Region,Country_name,Time_period,Pct_managed_drinking_water_services,Pct_managed_sanitation_services,Est_gdp_in_billions,Est_population_in_millions
Sub-Saharan Africa,Angola,2020,52.33,47.0,53.62,33.428486
Sub-Saharan Africa,Cameroon,2020,64.0,43.0,40.77,26.491087
Sub-Saharan Africa,Uganda,2020,61.0,21.67,37.6,44.404611
Sub-Saharan Africa,Senegal,2020,85.0,57.0,24.49,16.43612
Sub-Saharan Africa,Zimbabwe,2020,68.0,36.33,21.51,15.669666
Sub-Saharan Africa,Zambia,2020,66.67,32.67,18.11,18.927715
Sub-Saharan Africa,Burkina Faso,2020,53.33,25.0,17.93,21.522626
Sub-Saharan Africa,Mali,2020,83.67,46.0,17.47,21.22404
Sub-Saharan Africa,Benin,2020,65.33,17.33,15.65,12.643123
Sub-Saharan Africa,Gabon,2020,73.33,47.0,15.31,2.292573


###  Summary

In this exercise, we explored how to handle missing and filtered data using SQL conditional statements.  

We:
- Used the **`IS NULL`** statement to identify countries with missing GDP values.  
- Applied the **`IS NOT NULL`** statement to exclude those countries from our analysis.  
- Used the **`IN`** statement to focus on the **top 5 GDP economies** in Sub-Saharan Africa (`Nigeria`, `South Africa`, `Ethiopia`, `Kenya`, and `Ghana`).  
- Used the **`NOT IN`** statement to examine the **remaining countries** in the region.  

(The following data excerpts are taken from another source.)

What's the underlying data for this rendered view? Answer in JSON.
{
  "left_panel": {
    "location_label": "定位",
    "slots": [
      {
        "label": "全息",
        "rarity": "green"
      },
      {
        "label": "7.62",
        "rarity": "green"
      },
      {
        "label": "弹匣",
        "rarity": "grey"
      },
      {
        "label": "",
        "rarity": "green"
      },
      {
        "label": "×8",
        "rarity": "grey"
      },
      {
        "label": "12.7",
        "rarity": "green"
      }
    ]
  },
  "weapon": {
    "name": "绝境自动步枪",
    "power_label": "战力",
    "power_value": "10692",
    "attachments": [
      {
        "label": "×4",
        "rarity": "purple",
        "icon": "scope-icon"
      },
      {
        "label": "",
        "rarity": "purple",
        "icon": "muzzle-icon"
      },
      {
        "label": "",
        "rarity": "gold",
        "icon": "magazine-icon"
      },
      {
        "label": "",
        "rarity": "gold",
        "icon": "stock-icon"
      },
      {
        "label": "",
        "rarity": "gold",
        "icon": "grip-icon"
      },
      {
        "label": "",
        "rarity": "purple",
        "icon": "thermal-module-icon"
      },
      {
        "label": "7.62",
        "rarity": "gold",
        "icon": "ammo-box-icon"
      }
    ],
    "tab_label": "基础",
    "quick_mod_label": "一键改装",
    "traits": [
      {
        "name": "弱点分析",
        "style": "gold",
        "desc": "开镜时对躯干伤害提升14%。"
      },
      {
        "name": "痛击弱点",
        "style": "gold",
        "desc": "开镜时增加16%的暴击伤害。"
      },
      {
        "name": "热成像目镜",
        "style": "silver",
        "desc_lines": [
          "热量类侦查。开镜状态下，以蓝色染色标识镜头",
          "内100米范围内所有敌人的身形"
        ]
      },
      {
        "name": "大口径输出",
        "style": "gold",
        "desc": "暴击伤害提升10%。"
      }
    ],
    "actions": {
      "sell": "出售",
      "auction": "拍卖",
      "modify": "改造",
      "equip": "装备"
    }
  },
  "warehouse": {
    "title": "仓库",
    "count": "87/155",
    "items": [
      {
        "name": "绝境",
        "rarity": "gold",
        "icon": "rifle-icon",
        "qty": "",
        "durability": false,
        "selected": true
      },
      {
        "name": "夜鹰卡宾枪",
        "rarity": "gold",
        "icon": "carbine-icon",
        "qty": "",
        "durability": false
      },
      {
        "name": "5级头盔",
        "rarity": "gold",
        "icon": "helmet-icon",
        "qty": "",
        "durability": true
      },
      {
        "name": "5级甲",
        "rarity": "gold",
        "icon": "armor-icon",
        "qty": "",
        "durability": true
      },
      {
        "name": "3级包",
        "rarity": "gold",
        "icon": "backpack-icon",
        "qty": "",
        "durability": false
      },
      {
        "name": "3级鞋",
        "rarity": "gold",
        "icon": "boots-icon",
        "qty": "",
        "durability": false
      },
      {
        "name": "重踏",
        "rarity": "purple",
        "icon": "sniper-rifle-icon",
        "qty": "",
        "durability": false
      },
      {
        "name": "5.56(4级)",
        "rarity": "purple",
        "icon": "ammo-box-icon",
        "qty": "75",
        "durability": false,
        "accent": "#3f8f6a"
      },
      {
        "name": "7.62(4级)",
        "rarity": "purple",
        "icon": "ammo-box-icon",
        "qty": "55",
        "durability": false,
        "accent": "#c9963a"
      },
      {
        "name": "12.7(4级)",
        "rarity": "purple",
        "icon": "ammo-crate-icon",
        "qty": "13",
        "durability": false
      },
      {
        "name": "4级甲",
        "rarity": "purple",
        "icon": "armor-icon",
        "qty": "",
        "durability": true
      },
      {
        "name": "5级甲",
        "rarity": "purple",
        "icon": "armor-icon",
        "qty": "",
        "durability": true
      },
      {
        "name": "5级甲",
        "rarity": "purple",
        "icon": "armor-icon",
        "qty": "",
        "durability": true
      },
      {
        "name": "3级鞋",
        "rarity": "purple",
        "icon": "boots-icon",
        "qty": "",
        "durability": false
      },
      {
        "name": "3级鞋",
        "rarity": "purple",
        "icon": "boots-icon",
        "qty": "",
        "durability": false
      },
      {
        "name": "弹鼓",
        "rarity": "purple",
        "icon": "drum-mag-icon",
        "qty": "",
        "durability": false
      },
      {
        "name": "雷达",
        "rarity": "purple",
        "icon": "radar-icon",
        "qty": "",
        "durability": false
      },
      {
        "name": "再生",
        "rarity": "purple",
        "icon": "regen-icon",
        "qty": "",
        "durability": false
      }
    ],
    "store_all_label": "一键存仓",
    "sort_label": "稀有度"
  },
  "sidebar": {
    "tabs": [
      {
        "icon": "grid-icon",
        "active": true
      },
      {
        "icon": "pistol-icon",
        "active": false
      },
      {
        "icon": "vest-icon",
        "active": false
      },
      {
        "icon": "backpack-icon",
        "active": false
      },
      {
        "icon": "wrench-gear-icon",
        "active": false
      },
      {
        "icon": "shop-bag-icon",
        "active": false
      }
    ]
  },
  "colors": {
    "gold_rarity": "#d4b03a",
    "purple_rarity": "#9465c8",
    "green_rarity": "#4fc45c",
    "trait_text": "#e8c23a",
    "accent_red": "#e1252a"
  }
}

After analyzing the data, we found that **there isn’t a clear or noticeable correlation** between a country’s GDP and its **access to drinking water and sanitation services** in Sub-Saharan Africa.  
This suggests that **economic size alone may not determine service accessibility**, and other factors such as governance, infrastructure investment, and policy priorities likely play a role.